Le Roi (1900)
Flammarion (p. 314-321).

VIII


La leçon de guerre d’Ivry résumait tous les progrès de l’art. Le roi, pour sa défense, avait divisé sa cavalerie en sept corps distribués eux-mêmes en escadres ayant cinq rangs de profondeur « pour qu’elle n’essuyât plus de front la violence d’un premier choc », et il avait entremélé les armes, infanterie et cavalerie, pour que ces deux forces, sans retard, pussent à l’occasion s’aider l’une l’autre.

À côté de ces précautions de défense, les mesures pour l’attaque indiquaient un génie de guerre supérieur. Il s’était d’abord assuré le gain du canon ; puis voulant « percer la ligne de Mayenne avec son centre renforcé », il avait peu étendu le front de ses troupes relativement à leur profondeur ; et préoccupé de rompre toute union entre l’infanterie et la cavalerie de Mayenne, il l’avait livré pendant la bataille, privé d’ordres et de secours, aux attaques combinées de ses carabins et de ses gens de pied navarrais.

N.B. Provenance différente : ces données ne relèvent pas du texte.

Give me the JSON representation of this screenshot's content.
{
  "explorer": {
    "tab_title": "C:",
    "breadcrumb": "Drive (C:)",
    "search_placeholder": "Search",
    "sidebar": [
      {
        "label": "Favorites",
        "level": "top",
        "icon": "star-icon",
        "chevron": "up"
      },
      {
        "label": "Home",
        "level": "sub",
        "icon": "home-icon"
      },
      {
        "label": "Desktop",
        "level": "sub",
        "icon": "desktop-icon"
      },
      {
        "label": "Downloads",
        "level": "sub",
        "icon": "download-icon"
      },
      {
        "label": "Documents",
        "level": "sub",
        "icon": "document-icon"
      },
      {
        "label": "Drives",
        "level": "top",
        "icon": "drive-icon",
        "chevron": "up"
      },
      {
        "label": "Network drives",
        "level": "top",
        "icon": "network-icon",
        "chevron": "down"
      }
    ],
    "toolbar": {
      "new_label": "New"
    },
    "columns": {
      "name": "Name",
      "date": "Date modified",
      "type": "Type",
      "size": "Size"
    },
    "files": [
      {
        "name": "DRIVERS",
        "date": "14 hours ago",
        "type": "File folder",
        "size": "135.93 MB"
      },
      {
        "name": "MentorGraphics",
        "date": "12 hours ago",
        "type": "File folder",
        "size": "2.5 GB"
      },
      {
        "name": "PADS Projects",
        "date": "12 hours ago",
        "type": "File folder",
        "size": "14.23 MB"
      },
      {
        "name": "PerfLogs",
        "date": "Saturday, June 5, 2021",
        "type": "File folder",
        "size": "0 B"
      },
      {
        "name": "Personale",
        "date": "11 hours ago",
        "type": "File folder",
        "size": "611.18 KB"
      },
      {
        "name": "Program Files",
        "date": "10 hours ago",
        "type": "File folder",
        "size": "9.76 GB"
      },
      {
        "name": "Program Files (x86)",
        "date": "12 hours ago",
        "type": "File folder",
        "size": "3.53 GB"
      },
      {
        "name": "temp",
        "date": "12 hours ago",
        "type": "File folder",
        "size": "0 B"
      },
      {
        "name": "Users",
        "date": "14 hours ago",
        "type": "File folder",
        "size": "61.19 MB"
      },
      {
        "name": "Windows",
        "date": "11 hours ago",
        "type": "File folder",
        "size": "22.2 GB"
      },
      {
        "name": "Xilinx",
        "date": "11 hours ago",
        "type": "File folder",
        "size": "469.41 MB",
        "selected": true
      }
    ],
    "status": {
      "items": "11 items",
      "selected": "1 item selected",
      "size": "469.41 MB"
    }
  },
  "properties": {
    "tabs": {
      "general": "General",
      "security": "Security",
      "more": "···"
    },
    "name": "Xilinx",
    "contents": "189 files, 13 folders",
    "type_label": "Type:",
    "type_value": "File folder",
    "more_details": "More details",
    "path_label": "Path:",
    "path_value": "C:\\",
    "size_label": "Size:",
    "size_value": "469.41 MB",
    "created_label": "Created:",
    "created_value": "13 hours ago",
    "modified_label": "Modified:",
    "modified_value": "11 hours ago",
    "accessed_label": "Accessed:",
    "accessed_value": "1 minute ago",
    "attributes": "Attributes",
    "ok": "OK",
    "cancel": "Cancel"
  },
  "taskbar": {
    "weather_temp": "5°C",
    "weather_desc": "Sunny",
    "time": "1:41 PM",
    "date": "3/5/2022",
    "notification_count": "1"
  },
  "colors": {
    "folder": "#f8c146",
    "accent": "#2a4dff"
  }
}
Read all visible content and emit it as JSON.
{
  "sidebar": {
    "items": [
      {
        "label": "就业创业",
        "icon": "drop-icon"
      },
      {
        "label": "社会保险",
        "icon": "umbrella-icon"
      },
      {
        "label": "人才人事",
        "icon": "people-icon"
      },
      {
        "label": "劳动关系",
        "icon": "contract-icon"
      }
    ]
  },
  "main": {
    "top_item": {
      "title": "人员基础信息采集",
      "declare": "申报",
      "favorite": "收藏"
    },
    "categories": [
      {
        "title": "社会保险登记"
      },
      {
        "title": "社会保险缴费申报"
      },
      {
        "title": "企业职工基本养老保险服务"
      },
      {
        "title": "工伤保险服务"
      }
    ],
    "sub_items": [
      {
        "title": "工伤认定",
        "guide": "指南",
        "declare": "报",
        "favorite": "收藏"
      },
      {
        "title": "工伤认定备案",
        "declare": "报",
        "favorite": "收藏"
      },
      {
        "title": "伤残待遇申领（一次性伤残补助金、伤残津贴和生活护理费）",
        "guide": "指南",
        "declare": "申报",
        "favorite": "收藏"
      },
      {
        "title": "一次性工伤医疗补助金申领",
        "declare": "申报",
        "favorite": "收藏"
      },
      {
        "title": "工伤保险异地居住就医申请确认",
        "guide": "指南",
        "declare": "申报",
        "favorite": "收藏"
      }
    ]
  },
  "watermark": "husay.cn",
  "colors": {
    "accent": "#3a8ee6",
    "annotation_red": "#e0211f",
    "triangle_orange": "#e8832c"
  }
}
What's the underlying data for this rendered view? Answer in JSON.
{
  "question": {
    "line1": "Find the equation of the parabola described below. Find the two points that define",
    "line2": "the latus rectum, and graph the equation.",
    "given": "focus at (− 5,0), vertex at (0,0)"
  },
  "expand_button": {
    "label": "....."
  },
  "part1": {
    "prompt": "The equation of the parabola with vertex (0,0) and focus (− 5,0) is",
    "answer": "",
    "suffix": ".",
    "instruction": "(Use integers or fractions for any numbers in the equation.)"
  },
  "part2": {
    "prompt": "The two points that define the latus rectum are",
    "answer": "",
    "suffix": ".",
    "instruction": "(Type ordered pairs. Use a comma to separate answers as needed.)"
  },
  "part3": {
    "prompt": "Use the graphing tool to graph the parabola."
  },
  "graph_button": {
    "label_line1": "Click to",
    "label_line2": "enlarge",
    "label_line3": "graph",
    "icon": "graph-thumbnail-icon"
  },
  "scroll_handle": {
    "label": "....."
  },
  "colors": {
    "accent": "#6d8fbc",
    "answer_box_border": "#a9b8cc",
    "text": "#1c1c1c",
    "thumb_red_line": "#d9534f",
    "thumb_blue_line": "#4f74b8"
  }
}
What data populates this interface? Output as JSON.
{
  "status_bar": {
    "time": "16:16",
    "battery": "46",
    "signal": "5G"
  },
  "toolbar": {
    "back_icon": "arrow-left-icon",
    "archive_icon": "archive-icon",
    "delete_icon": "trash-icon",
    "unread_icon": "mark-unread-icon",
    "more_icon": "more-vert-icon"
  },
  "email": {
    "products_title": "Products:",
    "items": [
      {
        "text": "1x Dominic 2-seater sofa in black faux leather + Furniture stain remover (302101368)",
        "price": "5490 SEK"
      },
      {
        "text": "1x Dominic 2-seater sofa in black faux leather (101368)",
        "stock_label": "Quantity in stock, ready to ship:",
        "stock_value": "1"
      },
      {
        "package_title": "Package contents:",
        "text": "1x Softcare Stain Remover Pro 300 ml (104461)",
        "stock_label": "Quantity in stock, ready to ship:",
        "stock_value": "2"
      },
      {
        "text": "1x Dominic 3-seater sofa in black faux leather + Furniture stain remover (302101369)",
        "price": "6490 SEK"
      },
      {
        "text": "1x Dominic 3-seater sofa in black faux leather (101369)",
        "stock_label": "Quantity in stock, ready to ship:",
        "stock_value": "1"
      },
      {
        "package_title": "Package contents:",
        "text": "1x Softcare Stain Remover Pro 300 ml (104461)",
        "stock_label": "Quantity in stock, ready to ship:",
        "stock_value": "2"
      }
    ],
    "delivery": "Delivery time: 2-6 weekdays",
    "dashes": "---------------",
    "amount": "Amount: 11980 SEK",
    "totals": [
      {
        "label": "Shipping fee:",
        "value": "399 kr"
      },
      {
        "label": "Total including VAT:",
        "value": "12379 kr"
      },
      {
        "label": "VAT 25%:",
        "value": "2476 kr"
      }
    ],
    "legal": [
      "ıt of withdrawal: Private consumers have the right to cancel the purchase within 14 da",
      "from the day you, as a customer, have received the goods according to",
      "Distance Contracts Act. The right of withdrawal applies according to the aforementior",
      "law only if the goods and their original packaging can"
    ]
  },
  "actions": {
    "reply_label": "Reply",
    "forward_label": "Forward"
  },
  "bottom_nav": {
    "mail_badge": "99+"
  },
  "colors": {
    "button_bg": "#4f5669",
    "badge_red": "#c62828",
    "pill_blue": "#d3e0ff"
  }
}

L’Europe admira ce plan qui avait si bien réussi.

— Vous voilà réputé pour l’Annibal de votre siècle, dit Biron :

Le roi qui regardait le camp sourit avec amertume.

— Les fatigues de la guerre dont les hommes ne voient point le but sont préjudiciables aux princes, dit-il lentement ; l’armée pense qu’elle est victorieuse et voudrait revoir ses foyers. Or, il me faut faire le siège de Paris où les Espagnols tiennent garnison.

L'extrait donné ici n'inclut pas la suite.